By Michael Susin


Heineken warned that economic and geopolitical volatility could hurt performance this year after higher pricing pressured 2023 volumes and earnings.

The brewer expects adjusted operating profit to grow organically by a low-to-high single-digit percentage in 2024, reflecting volatile geopolitical and economic conditions, it said. Analysts estimated growth at 9.9%, according to a consensus forecast provided by the company based on input from 22 brokers.

"We remain cautious about the global economic and geopolitical outlook. Our focus going forward will be on revenue growth, balanced between volume and value, by continuing to invest behind our brands, innovations, commercial capabilities and route-to-consumer to deliver long-term sustained value creation," Chief Executive Officer Dolf van den Brink said.

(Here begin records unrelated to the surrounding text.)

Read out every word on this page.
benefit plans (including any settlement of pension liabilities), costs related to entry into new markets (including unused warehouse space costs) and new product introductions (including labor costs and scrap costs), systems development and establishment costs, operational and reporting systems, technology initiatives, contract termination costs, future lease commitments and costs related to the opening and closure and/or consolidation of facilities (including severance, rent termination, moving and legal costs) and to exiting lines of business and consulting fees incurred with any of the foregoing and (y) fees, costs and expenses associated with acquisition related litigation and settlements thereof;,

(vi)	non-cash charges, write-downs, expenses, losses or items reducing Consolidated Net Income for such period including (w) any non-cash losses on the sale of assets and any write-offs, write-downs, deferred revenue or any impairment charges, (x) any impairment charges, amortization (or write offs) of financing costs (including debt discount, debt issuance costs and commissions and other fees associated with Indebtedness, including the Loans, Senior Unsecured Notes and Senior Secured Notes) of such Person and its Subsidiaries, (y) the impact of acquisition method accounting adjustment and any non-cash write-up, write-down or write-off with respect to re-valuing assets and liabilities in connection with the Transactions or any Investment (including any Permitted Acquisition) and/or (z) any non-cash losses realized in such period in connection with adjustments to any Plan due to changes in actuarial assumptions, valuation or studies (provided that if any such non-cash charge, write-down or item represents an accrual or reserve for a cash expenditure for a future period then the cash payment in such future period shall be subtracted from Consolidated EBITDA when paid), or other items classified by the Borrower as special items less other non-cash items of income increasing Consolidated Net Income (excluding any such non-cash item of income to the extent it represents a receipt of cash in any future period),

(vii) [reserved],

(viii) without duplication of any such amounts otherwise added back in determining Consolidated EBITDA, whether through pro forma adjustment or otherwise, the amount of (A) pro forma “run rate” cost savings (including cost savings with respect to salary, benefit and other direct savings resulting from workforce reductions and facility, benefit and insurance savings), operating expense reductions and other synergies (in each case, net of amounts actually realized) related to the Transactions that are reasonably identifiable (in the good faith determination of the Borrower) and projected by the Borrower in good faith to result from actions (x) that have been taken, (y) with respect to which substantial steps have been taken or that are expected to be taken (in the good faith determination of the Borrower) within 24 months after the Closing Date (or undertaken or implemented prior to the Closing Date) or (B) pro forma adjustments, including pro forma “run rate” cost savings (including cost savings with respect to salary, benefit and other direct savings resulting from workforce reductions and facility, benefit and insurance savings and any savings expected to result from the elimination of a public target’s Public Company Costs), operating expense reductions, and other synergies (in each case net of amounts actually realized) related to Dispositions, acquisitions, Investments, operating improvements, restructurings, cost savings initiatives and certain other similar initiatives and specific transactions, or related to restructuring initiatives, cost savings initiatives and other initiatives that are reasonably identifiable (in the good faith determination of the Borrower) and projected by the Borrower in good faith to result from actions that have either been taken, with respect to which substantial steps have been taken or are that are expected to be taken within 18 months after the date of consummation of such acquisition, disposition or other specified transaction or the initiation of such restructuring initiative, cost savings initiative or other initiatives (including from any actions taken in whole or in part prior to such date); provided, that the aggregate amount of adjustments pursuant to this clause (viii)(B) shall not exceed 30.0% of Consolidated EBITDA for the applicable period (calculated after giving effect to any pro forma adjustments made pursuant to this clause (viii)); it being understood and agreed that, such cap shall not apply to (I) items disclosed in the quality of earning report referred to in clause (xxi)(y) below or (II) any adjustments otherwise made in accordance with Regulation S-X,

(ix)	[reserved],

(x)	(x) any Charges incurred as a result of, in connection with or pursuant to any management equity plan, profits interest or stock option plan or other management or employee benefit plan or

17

Heineken expects adjusted net profit organic growth to be lower than adjusted operating profit organic growth, it said.

The guidance seems underwhelming compared to consensus, implying that earnings-per-share forecasts need to decline more than 5%-15%, Citi analysts said in a note.

Both net profit and beer volumes declined more than expected last year. Net profit fell to 2.30 billion euros ($2.46 billion) from EUR2.68 billion, compared with expectations of EUR2.50 billion, according to the consensus forecast provided by the Dutch brewer.

Consolidated beer volumes--including Heineken and more than 300 other brands such as Amstel and Red Stripe--decreased 4.7% organically, worse than market expectations of a 4.3% decline. Volumes of the Heineken brand alone grew 2.5%.

Shares tumbled on the news, trading 5% lower at EUR88.50 at 0916 GMT. The warning also caused shares of Budweiser's owner Anheuser-Busch InBev to fall 1.9%.

"After a strong 2022, 2023 proved to be challenging. Strong pricing to offset very high input and energy cost inflation and volatile macro-economic conditions in some key markets affected our volume momentum," Heineken said.

Revenue for the year rose 4.9% to EUR36.375 billion. Net revenue before exceptional items and amortization, or BEIA, fell to EUR30.31 billion from EUR34.64 billion, slightly beating market expectations of EUR30.28 billion. On an organic basis, it rose 5.5%, below market views of 5.7%.

Adjusted operating profit slipped to EUR4.44 billion from EUR4.50 billion, missing expectations of EUR4.46 billion, while the adjusted operating margin shrank to 14.7% from 15.7% a year ago.

Organic consolidated operating profit grew by 1.7%, beating analysts' expectations of flat on-year profit.

The board declared an unchanged dividend payout of EUR1.73 a share.